Although the team does not take a view on the absolute level of the gold price, it does predict whether it will be higher or lower. In the 1990s, the group had much higher "other" exposure in the portfolio, believing the gold price was likely to fall on a three- to five-year view.

Right now, they believe that gold has a number of supportive factors - an uncertain world, in which those with wealth want to keep it rather than necessarily increase it, plus a high risk of inflation. "The biggest threat to the gold price is that interest rates turn positive in real terms, rising ahead of inflation. We don't think it's a significant risk - the Bank of England has been promising inflation at 2% for four years and it hasn't achieved it."

The gold price is currently around 10% off its 12-month highs, which may provide an opportunity to reinvest for those who believe in the long-term story for gold.

BlackRock World Mining Trust

BlackRock World Mining is also a giant in its sector at £1.4 billion. The closed-end structure has proved useful, allowing the managers to invest in smaller, more illiquid names, take a long-term view and gear into rising markets, all of which have contributed to performance in this volatile asset class.

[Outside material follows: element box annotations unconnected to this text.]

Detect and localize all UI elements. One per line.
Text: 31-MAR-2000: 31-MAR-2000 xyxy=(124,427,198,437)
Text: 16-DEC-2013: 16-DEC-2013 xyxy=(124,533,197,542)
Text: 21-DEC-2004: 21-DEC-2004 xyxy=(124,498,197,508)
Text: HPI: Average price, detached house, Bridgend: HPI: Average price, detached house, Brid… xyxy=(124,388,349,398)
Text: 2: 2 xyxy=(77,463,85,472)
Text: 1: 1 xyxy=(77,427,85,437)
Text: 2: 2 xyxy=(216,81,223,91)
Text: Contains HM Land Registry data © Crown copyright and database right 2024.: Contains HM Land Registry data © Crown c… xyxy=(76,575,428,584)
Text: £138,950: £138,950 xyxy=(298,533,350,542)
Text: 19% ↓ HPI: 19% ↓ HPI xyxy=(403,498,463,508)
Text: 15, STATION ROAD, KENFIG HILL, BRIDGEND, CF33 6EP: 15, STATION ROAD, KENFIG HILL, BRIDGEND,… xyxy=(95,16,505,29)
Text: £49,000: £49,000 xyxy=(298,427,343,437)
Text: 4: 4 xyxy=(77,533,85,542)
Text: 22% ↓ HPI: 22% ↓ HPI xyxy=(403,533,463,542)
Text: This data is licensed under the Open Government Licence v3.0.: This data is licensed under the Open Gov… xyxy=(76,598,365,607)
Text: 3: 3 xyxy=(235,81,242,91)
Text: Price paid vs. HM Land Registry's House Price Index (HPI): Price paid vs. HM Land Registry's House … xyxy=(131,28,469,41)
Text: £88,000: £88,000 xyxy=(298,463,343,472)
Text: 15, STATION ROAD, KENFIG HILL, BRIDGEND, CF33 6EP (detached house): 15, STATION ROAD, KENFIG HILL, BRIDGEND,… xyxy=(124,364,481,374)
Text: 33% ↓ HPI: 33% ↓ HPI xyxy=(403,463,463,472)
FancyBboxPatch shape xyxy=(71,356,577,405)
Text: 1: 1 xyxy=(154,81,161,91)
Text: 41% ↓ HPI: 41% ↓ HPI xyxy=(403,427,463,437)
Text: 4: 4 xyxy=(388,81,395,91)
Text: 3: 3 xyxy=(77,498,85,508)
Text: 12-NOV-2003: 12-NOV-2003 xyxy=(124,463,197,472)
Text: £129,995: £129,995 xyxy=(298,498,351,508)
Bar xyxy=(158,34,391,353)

The group runs an offshore open-ended equivalent, which has performed significantly worse than the closed-end version, losing more in weak markets and gaining less in stronger markets.

Raw agrees that the closed-end structure has some handy tools: "It allows us to gear and therefore be opportunistic about areas that may have had a bad run and look set to bounce back. It also means that we can arbitrage the cost of borrowing. We can take on some fixed-income exposure and generate income from companies paying dividends, generating a yield of 5-6%. Our cost of borrowing is far lower."

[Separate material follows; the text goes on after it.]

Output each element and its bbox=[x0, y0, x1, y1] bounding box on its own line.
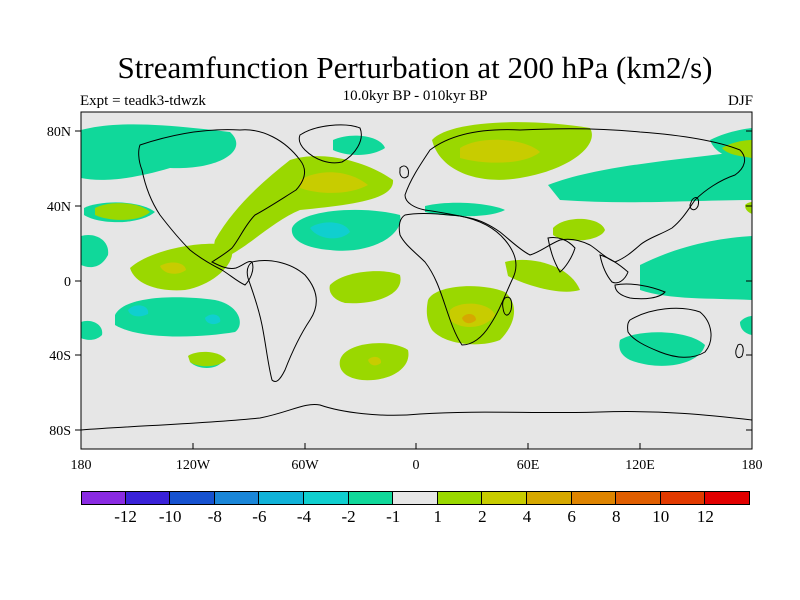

Mick Gilligan, head of research at Killik & Co, says this income focus could provide an important catalyst for the discount on the trust (currently 11%) to narrow: "There have been a number of changes to the way the trust can allocate between capital and income. This frees up the managers to pay a higher income. This should ensure a better rating. The discount has already moved in and there is further room for it to contract."

Raw believes that the closed-end structure also allows a longer-term investment horizon, adding: "It is not filled with small and illiquid companies, but it is more likely to be companies where the share price growth takes longer to come through." This has been shown in performance, which has been "lumpy", but strong over three years, up 104%. For the most part it has performed approximately in line with the wider commodities and natural resources IT sector, but it showed significant outperformance in 2009 and underperformance in 2008 and 2011.

Although Raw and Hambro aim to be selective in their exposure, the trust will always be exposed to the fortunes of the economically-sensitive mining sector. Kerry Nelson, a financial adviser at Nexus IFA, says: "It is very volatile and investors have to pick their moment - look at what is going on in the wider economic climate. Mining is a very specific allocation in a portfolio."

She believes that the trust is likely to do well if the economic climate improves.

The verdict

The team has plenty of experience, but the departure of Graham Birch has coincided with more uneven performance. This may, however, be due to the more difficult market conditions seen since the credit crunch.

The World Mining Trust offers generalised commodity exposure and, as such, can be volatile, but the investment trust structure has helped the managers deliver better performance than its open-ended equivalent and the new income structure may narrow the discount.

Nelson believes the Gold & General fund is a "steady-eddy" diversifier that is unlikely to see the big swings of a pure mining fund. Gold & General is a buy-and-hold investment, the World Mining Trust is for those feeling bullish about the market environment.

This article is for information and discussion purposes only and does not form a recommendation to invest or otherwise. The value of an investment may fall. The investments referred to in this article may not be suitable for all investors, and if in doubt, an investor should seek advice from a qualified investment adviser.